Lab safety campaign makes UIC mercury-free

DG15_07_02_005

Carlos Lopez and Heather Jackson of the Environmental Health and Safety Office led a campaign to encourage labs to find alternatives for equipment containing mercury. Photo: Joshua Clark/UIC Photo Services

 

As summer heats up, the use of mercury thermometers on campus is going down with the Mercury-Free UIC Initiative, a campaign to eliminate mercury at UIC.

The campaign was conducted by the Environmental Health and Safety Office, which works to create a healthy campus free of toxic chemical waste.

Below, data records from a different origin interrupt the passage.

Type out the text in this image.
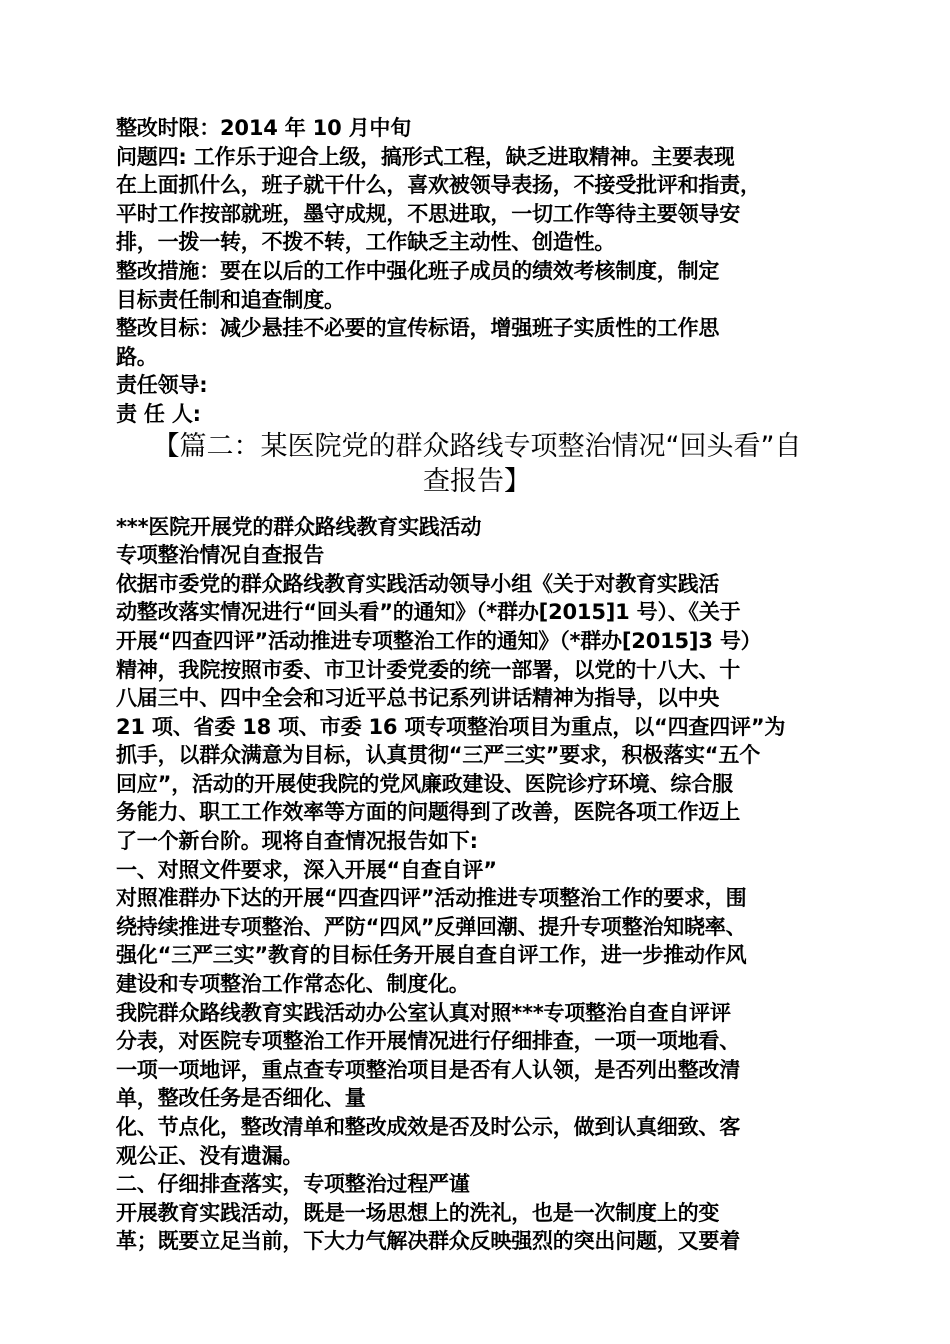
整改时限：2014 年 10 月中旬

问题四: 工作乐于迎合上级，搞形式工程，缺乏进取精神。主要表现

在上面抓什么，班子就干什么，喜欢被领导表扬，不接受批评和指责，

平时工作按部就班，墨守成规，不思进取，一切工作等待主要领导安

排，一拨一转，不拨不转，工作缺乏主动性、创造性。

整改措施：要在以后的工作中强化班子成员的绩效考核制度，制定

目标责任制和追查制度。

整改目标：减少悬挂不必要的宣传标语，增强班子实质性的工作思

路。

责任领导:

责 任 人:

【篇二：某医院党的群众路线专项整治情况“回头看”自

查报告】

***医院开展党的群众路线教育实践活动

专项整治情况自查报告

依据市委党的群众路线教育实践活动领导小组《关于对教育实践活

动整改落实情况进行“回头看”的通知》（*群办[2015]1 号）、《关于

开展“四查四评”活动推进专项整治工作的通知》（*群办[2015]3 号）

精神，我院按照市委、市卫计委党委的统一部署，以党的十八大、十

八届三中、四中全会和习近平总书记系列讲话精神为指导，以中央

21 项、省委 18 项、市委 16 项专项整治项目为重点，以“四查四评”为

抓手，以群众满意为目标，认真贯彻“三严三实”要求，积极落实“五个

回应”，活动的开展使我院的党风廉政建设、医院诊疗环境、综合服

务能力、职工工作效率等方面的问题得到了改善，医院各项工作迈上

了一个新台阶。现将自查情况报告如下:

一、对照文件要求，深入开展“自查自评”

对照准群办下达的开展“四查四评”活动推进专项整治工作的要求，围

绕持续推进专项整治、严防“四风”反弹回潮、提升专项整治知晓率、

强化“三严三实”教育的目标任务开展自查自评工作，进一步推动作风

建设和专项整治工作常态化、制度化。

我院群众路线教育实践活动办公室认真对照***专项整治自查自评评

分表，对医院专项整治工作开展情况进行仔细排查，一项一项地看、

一项一项地评，重点查专项整治项目是否有人认领，是否列出整改清

单，整改任务是否细化、量

化、节点化，整改清单和整改成效是否及时公示，做到认真细致、客

观公正、没有遗漏。

二、仔细排查落实，专项整治过程严谨

开展教育实践活动，既是一场思想上的洗礼，也是一次制度上的变

革；既要立足当前，下大力气解决群众反映强烈的突出问题，又要着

Carlos Lopez, the office’s lab safety adviser, coordinated the eight-month-long initiative that started last fall. “The No. 1 cleanup response we have is for mercury spills on campus,” he said.

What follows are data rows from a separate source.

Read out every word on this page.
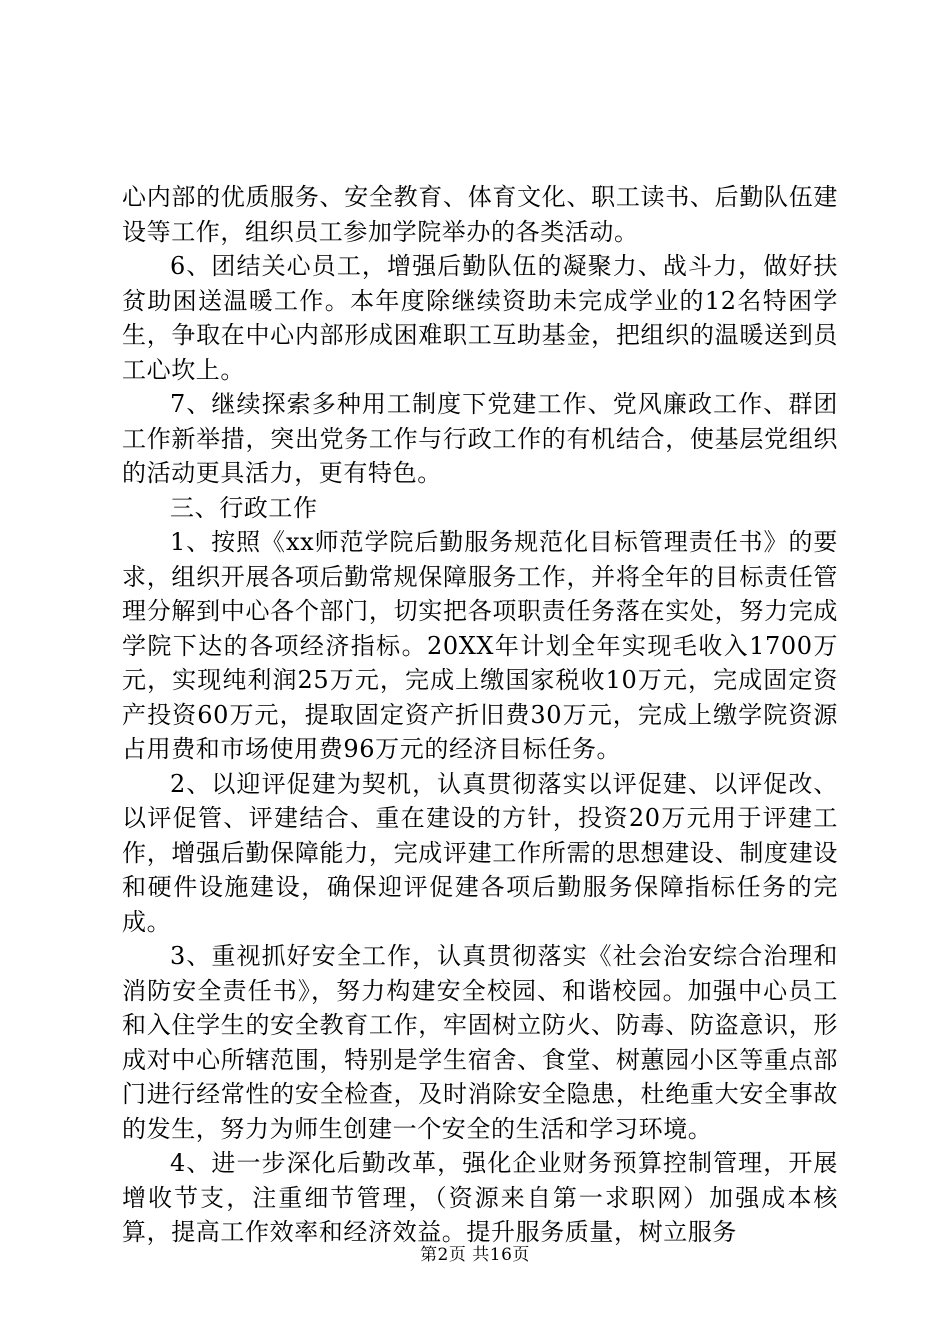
心内部的优质服务、安全教育、体育文化、职工读书、后勤队伍建设等工作，组织员工参加学院举办的各类活动。

6、团结关心员工，增强后勤队伍的凝聚力、战斗力，做好扶贫助困送温暖工作。本年度除继续资助未完成学业的12名特困学生，争取在中心内部形成困难职工互助基金，把组织的温暖送到员工心坎上。

7、继续探索多种用工制度下党建工作、党风廉政工作、群团工作新举措，突出党务工作与行政工作的有机结合，使基层党组织的活动更具活力，更有特色。

三、行政工作

1、按照《xx师范学院后勤服务规范化目标管理责任书》的要求，组织开展各项后勤常规保障服务工作，并将全年的目标责任管理分解到中心各个部门，切实把各项职责任务落在实处，努力完成学院下达的各项经济指标。20XX年计划全年实现毛收入1700万元，实现纯利润25万元，完成上缴国家税收10万元，完成固定资产投资60万元，提取固定资产折旧费30万元，完成上缴学院资源占用费和市场使用费96万元的经济目标任务。

2、以迎评促建为契机，认真贯彻落实以评促建、以评促改、以评促管、评建结合、重在建设的方针，投资20万元用于评建工作，增强后勤保障能力，完成评建工作所需的思想建设、制度建设和硬件设施建设，确保迎评促建各项后勤服务保障指标任务的完成。

3、重视抓好安全工作，认真贯彻落实《社会治安综合治理和消防安全责任书》，努力构建安全校园、和谐校园。加强中心员工和入住学生的安全教育工作，牢固树立防火、防毒、防盗意识，形成对中心所辖范围，特别是学生宿舍、食堂、树蕙园小区等重点部门进行经常性的安全检查，及时消除安全隐患，杜绝重大安全事故的发生，努力为师生创建一个安全的生活和学习环境。

4、进一步深化后勤改革，强化企业财务预算控制管理，开展增收节支，注重细节管理，（资源来自第一求职网）加强成本核算，提高工作效率和经济效益。提升服务质量，树立服务

第2页 共16页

Educational flyers for students and researchers suggested alternatives for mercury-containing laboratory equipment, which includes thermometers, light bulbs, light switches and barometers. The Mercury-Free UIC Initiative offered to dispose of the mercury-containing equipment at no cost to individual laboratories.

Mercury spills expose lab workers to toxic vapors and other health risks. Mercury droplets scatter when they hit the floor and other surfaces, so cleanup includes collecting them manually with a sponge. Then the lab must be checked with mercury detectors to make sure the air isn’t contaminated.

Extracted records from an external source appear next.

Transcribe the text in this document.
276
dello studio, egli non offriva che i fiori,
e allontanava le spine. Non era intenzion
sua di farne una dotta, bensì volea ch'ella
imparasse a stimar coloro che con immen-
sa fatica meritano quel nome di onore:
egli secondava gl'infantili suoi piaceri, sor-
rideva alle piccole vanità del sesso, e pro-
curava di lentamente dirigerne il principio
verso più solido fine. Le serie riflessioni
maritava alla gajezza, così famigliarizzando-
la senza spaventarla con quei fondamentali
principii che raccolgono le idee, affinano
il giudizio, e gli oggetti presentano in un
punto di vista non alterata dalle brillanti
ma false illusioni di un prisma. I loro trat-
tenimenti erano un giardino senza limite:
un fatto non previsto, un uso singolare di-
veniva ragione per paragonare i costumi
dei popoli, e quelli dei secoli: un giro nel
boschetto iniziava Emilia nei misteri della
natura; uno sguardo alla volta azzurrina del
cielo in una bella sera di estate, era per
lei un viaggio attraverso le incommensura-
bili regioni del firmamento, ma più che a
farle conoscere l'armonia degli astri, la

Lopez said the disposal of 2 millimeters of mercury, the amount in a standard thermometer, costs about $50 and takes a minimum of two hours. “Cleanup time is long and intensive,” he said.

“It’s not something we want people to be exposed to because of the toxicity,” said Heather Jackson, assistant director of laboratory safety and environmental compliance. Jackson said campus response to the initiative was even greater than expected.

“We originally were going to do it just for the first semester of the year, but there was such overwhelming demand that we extended it for the whole school year,” she said.

Environmental Health and Safety disposed of 230 mercury thermometers and 30 other mercury-containing equipment pieces. The result is an almost mercury-free campus; a few researchers still need mercury thermometers because their work requires extremely accurate temperature measurements.

Lopez and Jackson said the next chemical safety initiative may focus on using less toxic alternatives to ethidium bromide, a chemical that causes mutations and cancer.